Life By Numbers
Quantifiable measures like IQ and BMI don’t always tell the whole story
Posted May 20, 2019
Our lives are ruled by numbers. Scores, points, and metrics often end up determining our decisions or even defining our identities. Just like the IQ (Intelligence Quotient), which tells us how clever we are. Or the BMI (Body Mass Index), which is a measure of physical health. Or the number of Instagram followers, which often serves as a proxy for popularity. Then there is the credit score, which is used as a measure of net worth. The number of kids as an indicator of fertility. Running distance as a measure of stamina. And last but not least there is our monthly salary, which is typically treated as a core benchmark of professional success.
And isn’t this reliance on numbers oddly comforting? It provides much-desired clarity in a complex world of greyscales and uncertainties. IQ scores give an indicator about suitable jobs, BMI results tell us how much weight to lose (or gain) to maximise life expectancy, and Instagram followers put a number to our social status. All these metrics enable us to compare ourselves with others, set future goals and track process.
But is this always useful?
The McNamara Fallacy
The attractive simplicity of quantifiable measures can lead us to neglect other relevant factors, which are harder to assess. This results in a “quantitative bias”, which has been documented throughout human history. During the Vietnam War, for example, one politician, in particular, stood out due to his extreme obsession with numbers. Robert McNamara, then US Secretary of Defence, took a hard-data approach to measure success in the war, and judged progress solely by considering the total body count. He discounted any other, unquantifiable aspects such as public opinion, which led him to develop a dangerously narrow understanding of a tremendously complex conflict. His judgment bias was deemed so severe that his example was used to rename the quantitative fallacy: Today it is most commonly referred to as the McNamara fallacy.
Four Assumptions to Avoid
Are you worried about being lured into the quantitative data trap? There are four main assumptions, which can indicate a dangerous overreliance on quantifiable observations.
1. “Everything can be measured”
Different things are measured in different ways. A person’s height can be assessed easily by using a tape measure. A person’s feelings, on the other hand, are much harder to gauge. A common human misconception is that everything can and should be measured. Let’s consider this assumption in the context of professional success. Success is a vague concept and individuals vary greatly in their personal interpretations of the term. While some people are likely to list a high salary, others might highlight job security, possibilities for personal development or feelings of self-actualisation. With concepts as complex as this one, it seems unlikely that a single measure could capture it completely, and it may be futile to search for it.

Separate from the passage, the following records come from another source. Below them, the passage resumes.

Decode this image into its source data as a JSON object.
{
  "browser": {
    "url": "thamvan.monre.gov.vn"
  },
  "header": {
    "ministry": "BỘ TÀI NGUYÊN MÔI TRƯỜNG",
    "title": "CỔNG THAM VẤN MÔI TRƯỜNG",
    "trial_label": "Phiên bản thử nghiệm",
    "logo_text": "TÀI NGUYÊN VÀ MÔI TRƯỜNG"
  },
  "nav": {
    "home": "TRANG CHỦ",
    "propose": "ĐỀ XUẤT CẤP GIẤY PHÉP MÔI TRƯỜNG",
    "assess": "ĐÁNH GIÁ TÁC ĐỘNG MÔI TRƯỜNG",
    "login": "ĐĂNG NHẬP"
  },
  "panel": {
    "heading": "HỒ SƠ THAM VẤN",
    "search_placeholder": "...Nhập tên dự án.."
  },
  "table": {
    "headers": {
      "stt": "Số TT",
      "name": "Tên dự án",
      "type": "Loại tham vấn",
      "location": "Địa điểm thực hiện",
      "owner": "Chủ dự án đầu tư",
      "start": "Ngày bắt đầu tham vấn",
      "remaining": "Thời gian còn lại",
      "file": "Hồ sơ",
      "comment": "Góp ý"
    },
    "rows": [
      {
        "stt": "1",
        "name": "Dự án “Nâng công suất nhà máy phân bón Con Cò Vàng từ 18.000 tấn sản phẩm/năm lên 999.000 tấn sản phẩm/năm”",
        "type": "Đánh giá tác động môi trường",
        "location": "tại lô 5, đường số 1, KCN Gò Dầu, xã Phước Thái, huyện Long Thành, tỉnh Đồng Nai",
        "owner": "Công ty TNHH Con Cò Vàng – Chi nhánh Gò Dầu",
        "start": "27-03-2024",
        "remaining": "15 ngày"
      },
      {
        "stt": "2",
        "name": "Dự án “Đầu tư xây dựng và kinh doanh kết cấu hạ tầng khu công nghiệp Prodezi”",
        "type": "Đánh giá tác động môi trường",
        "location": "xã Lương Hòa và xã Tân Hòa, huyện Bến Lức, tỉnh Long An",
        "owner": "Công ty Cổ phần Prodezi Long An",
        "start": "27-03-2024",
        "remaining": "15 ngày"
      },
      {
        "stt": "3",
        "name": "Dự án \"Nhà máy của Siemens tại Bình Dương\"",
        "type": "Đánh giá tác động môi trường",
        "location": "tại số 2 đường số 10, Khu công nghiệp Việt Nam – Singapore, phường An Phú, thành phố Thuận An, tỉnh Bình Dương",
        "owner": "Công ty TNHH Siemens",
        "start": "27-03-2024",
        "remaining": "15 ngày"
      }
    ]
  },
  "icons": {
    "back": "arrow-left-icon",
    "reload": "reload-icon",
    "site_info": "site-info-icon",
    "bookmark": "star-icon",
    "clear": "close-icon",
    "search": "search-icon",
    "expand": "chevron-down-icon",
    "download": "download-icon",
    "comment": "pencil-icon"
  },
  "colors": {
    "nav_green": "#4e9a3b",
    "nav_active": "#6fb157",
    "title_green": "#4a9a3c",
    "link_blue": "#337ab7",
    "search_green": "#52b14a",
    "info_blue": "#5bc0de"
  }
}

2. “Any metric is better than none”
When writing a recent funding application, I was asked to provide evidence for my public engagement (i.e., any social interactions outside of my usual academic research circle). I obediently detailed my number of Twitter followers and blog readers only to second-guess this strategy a moment later. Was it really useful to list quantitative data in this context? Weren’t these figures misleading at best? The number of followers on social media (be it Twitter or Instagram) rarely tells you about the quality of any interactions. Some of these followers may be artificial bots, some may be inactive users. The same applies to numbers of blog readers, website clicks or interactions with advertisements. The mere count doesn’t tell you how much time people spent engaging with the contents, nor how meaningful the engagement was. Recognising these limitations of crude metrics is necessary for evaluating their use.
3. “Quantifiable targets are always useful”
Numeric targets can be useful for motivating behaviour change and the development of better habits. However, this is only the case if targets are chosen carefully to reflect the desirable end-goal. Consider the case of BMI targets to achieve a healthy body weight. BMI is a simple measure, calculated by dividing an individual’s weight by their height. It doesn’t distinguish between the weight of muscle mass and fat. With muscle tissue being denser and therefore heavier than fat, many professional athletes would come out “overweight” on the common BMI scale. Does this mean we should tell athletes to reduce their calorie intake and aim for a lower BMI score? Certainly not. Quantitative targets need to be used selectively with leeway for adaptation in special circumstances.
4. “Unquantifiable attributes are not important”
It is easy to forget about unquantifiable factors and dismiss them as unimportant. In the case of intelligence, the easy-to-calculate IQ score is often used exclusively to inform our judgment. However, this selective focus on quantifiable aspects invariably leads to an incomplete understanding of intelligence: While IQ scores give an indication of a person’s analytical abilities, they are unlikely to tell us much about their critical thinking skills or creativity, both of which may be central factors defining intelligence. A single-minded, quantitative focus could, therefore, result in serious misunderstandings of the underlying concepts, and should consequently be avoided.
Do you lead a life by numbers? Do you obsess about meeting arbitrary targets (like attending 10 yoga classes per week); worry excessively about test scores; or overthink general health metrics? Perhaps it’s time you tackled the underlying assumptions and created a more balanced approach to life.